In that sense, transformers are actually both the power consumer of a network, and the power producer of another. See if they can be coded this way
Most transformers will handle 2-way transfers for at least one of their network, so they can act as both a consumer and a generator on that network. An inverter would accept a DC input from a solar panel/battery and a DC output to a battery, for example.
Power cables
Cables have a maximum wattage (actually amperage, but this can be simplified) that determines how much energy the network can sustain. Part of the network can have lower wattage than another but this means the total wattage of power consumers downstream becomes limited.
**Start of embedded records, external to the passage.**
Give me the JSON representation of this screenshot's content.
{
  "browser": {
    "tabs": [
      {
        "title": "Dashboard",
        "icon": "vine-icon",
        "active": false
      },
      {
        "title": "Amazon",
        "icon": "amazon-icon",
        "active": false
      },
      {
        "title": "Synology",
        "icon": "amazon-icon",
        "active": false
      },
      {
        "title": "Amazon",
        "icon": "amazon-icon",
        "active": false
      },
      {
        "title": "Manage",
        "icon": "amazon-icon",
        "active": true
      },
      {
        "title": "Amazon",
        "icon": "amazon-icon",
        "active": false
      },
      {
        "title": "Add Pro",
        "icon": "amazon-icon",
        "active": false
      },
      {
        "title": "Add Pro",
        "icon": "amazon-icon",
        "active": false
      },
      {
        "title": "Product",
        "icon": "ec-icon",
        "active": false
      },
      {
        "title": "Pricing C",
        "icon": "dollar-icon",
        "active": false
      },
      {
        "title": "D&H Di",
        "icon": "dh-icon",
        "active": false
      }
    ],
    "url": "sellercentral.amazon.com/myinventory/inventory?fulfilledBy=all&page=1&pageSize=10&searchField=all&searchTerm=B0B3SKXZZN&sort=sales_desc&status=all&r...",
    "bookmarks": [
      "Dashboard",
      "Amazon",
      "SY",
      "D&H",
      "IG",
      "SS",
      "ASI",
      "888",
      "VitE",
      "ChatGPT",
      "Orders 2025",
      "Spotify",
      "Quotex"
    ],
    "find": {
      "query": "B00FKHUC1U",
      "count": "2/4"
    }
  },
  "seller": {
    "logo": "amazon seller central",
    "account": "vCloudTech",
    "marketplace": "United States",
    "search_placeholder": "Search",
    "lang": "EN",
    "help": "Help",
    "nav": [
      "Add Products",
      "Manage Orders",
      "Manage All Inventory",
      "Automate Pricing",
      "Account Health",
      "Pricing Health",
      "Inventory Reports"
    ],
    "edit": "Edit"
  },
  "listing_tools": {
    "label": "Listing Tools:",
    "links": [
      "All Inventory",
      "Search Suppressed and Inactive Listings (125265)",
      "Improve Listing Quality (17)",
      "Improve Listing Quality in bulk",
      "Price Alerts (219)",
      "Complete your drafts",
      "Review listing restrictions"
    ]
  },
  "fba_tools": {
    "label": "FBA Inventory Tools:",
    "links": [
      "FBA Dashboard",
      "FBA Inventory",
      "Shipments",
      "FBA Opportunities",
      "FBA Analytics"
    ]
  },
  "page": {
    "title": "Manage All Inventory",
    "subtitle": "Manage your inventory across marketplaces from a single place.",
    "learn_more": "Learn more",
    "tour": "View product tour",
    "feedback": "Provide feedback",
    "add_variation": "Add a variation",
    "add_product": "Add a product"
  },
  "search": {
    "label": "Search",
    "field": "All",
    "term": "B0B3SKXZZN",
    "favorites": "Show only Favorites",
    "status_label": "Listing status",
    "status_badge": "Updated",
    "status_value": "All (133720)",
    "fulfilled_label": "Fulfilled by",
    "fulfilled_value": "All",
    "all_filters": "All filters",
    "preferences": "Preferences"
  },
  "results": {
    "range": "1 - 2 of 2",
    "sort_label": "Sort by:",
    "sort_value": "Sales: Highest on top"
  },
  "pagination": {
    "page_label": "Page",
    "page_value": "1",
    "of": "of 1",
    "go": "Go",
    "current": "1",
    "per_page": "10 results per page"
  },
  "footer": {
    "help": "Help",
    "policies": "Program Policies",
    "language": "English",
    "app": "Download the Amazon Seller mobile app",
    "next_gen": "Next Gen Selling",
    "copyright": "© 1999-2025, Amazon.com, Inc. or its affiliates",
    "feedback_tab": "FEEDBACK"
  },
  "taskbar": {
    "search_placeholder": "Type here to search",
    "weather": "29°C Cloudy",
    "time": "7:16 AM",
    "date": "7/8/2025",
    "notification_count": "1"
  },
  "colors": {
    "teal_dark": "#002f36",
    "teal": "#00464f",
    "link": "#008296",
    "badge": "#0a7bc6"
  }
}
The length of a power cable will result in power loss over distance & time.
Cables faults can occur but are not common. They can be triggered by a variety of factors, the most common being overheating because of insufficient cable wattage. Power cables are a fire hazard.
Laying down power cables is possible within a building, from cell to cell. Cables can be integrated within most structural elements (floors, walls, etc) or as an addition to an existing cell, in which case they are visible, decreasing the room's beauty.
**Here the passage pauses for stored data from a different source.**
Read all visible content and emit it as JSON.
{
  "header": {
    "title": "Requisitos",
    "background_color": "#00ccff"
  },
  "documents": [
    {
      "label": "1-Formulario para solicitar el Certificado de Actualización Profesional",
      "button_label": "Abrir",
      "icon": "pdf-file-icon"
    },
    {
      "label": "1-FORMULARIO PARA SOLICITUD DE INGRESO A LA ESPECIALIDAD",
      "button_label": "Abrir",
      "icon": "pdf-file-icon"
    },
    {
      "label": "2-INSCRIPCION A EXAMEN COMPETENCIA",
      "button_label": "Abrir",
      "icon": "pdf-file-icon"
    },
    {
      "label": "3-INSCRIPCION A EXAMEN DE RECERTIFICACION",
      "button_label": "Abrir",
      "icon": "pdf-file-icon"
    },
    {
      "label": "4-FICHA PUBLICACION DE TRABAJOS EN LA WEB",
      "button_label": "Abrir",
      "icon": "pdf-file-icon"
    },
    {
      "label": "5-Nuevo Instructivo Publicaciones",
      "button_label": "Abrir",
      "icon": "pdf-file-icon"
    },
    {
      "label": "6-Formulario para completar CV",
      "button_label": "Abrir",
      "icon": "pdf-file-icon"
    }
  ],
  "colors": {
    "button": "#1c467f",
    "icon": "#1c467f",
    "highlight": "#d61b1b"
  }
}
Power points can be added to power cables, which is the only way for power consumers to use the energy of the network.
Batteries
Many types of power storage exist, from chemical to mechanical (all the way up to renewably produced hydrogen). Generally speaking, batteries have the following characteristics:
- Capacity
- Efficiency (how much power you store based on the power you put in)
- Loss over time (the battery can get slowly discharged as time goes by) which can be based on current charge (discharges quicker when full) and conditions (temperatures, humidity, etc)
- Life span: all characteristics above will degrade as time goes by until the battery is eventually unusable
Power consumers
Any element that consumes power from cooling, heating, lighting, refrigeration, water pumping & heating, cooking, etc
Power consumers require a specific current type (AC or DC), voltage, and power consumption based on their use. A good example is a fridge, which uses more power when cooling down and less when simply maintaining temperature.
All power consumers need a power point.
By default, networks will define which consumers should be shut off if not enough power is available. This is a function of the network itself and can be manually tweaked if the network supports it. If it doesn't the rule is simply to shut off the consumer that's farther away from the generator in case the total available power on this network is not sufficient.
All networks should have behind the scene logging of inputs and outputs, which can be exposed with proper equipment. Historical data could be summarised every game day.
Sample network for first test
The generator is a 1kW solar panel:
- Current: DC
- Voltage: 12V
- Power:
- Max: 1000W
- Function(hardcoded at first): Bell curve from 0 (night time) to 0.7 (noon)
The inverter:
- Input
- Current: DC
- Voltage: 12V
- Max power: 2000W
- AC Output:
- Current: AC
- Voltage: 240V
- Power output W = input W * efficiency
- Efficiency Function: 0% when input is 0W, ramping up to 98% at 100W, gradually falling down to 95% at 2000W
- DC Output(When AC output is less than total input):
- Current: DC
- Voltage: 12V
- Power output W = input W * 99%
The battery:
- Input
- Current: DC
- Voltage: 12V
- Capacity: 8kWh
- Max output: 1000W
- Efficiency: 85% of input power is stored
- Depth of discharge damage: battery loses 100% of capacity after 4000 times when DoD is 20%, 500 times when DoD is 100%. On a curve.